Celiac disease is caused as a result of an immune reaction to the gluten protein, which is found in wheat, barley and rye, and food products containing them. Common symptoms in children include stomach aches with diarrhea, although there can be other signs unrelated to the digestive system. Following exposure to gluten, predisposed children develop autoimmune reactions that mainly affect the lining of the small intestine.
Incidence is 1:100 (1% of the population). In the past, diagnosis was achieved through an endoscopic biopsy of the upper intestine (gastroscopy). Research findings indicate that in over half these cases, diagnosis can be achieved without this invasive procedure. To arrive at a diagnosis, doctors take a blood sample for anti-transglutaminase antibodies in the tissues (tTGA-IgA). These autoantigens are proteins produced by the immune cells and directed towards the tissues in the colon. An elevated tTGA-IgA in the blood raises the probability of celiac disease. A gastroscopy and tissue biopsy of the small intestine is required to confirm mucosal lesions. Children are sedated for the procedure.
In the past, the European Society felt that it was possible to omit the intestinal biopsy in children with very high tTGA counts in the blood (10 or more times higher than normal), presenting specific symptoms of celiac disease and the presence of other autoimmune antibodies (EMA-IgA) and genetic risk factors (HLA-DQ2/DQ8). In order to assess the criteria to omit a biopsy, ESPHGHAN conducted an international research study with the participation of 33 pediatric hospitals in 21 countries around the globe including Israel. Data was collected from about 700 children and adolescents regarding the efficiency of various antibodies and the contribution of biopsies for celiac disease diagnosis.
Findings clearly indicated that a combination of a highly elevated tTGA-IgA and positive EM-IgA in a second blood test pointed unequivocally to a diagnosis of celiac disease in children with symptoms without the need for a biopsy. All the patients who filled the criteria tested positive for genetic risk, and therefore confirmed the approach that a biopsy was unnecessary to diagnose celiac disease.

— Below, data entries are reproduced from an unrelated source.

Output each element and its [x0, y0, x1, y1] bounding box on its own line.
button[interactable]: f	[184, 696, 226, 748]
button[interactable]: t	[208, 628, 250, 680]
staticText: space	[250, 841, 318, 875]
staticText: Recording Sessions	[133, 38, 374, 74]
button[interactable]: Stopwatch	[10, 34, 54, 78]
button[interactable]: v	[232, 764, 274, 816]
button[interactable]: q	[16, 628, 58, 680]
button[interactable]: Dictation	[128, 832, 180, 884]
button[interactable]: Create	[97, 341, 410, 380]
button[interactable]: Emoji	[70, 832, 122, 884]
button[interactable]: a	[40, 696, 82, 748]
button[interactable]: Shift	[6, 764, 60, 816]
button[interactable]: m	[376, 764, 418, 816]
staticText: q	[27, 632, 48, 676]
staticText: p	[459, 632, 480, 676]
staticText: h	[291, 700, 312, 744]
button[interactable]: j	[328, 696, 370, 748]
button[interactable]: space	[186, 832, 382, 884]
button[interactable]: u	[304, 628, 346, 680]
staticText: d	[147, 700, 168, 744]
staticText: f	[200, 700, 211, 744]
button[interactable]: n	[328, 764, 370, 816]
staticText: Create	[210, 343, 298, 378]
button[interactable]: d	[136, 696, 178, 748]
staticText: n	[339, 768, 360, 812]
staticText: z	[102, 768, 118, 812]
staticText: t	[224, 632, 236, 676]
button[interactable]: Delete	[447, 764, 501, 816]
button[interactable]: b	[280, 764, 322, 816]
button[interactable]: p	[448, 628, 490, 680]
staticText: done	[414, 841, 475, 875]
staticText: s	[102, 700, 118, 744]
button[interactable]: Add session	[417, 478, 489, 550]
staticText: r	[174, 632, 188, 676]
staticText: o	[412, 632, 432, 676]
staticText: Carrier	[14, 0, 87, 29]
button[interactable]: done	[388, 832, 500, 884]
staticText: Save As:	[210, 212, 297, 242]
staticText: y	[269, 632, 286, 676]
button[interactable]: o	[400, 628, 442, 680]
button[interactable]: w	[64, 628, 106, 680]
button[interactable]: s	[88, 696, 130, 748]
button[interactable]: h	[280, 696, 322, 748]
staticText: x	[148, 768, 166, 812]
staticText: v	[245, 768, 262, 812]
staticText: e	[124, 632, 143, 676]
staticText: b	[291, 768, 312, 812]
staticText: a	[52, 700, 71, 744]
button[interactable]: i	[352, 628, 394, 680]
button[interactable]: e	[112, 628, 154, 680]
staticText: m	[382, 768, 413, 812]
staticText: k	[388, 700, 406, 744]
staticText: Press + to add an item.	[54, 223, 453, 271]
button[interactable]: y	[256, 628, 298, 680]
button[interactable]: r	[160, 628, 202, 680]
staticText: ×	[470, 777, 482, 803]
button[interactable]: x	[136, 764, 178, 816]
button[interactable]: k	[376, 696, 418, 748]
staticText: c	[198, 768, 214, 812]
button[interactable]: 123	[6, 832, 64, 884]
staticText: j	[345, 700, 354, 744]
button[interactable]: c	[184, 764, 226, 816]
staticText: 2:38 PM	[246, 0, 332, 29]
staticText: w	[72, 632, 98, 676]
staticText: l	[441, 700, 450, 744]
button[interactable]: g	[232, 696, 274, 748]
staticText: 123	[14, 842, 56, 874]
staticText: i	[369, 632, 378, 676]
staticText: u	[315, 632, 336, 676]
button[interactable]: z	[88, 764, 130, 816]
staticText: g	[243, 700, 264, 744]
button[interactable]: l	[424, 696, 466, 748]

Prof. Shamir noted that “the results are reassuring and provide strong support to the approach of no biopsy as suggested by ESPHGHAN. This approach will save the need for many children having to undergo this invasive procedure along with its complications. At the same time, it is important to note that due to the difficult process required for diagnosis, this should only be undertaken by an experienced pediatric gastroenterologist whether with or without a biopsy.”
The Institute of Gastroenterology, Nutrition and Liver Diseases at Schneider Children’s serves as a national referral center infants, children and adolescents for the diagnosis and treatment of gastrointestinal, liver and pancreatic diseases and nutritional disorders. The Institute is the largest of its kind in Israel and includes a clinic that treats children from all over the country. The vision of the Institute is to serve as a haven for patients and to continue its path alongside global leading medical centers to promote and conduct professional training and research on the highest standards.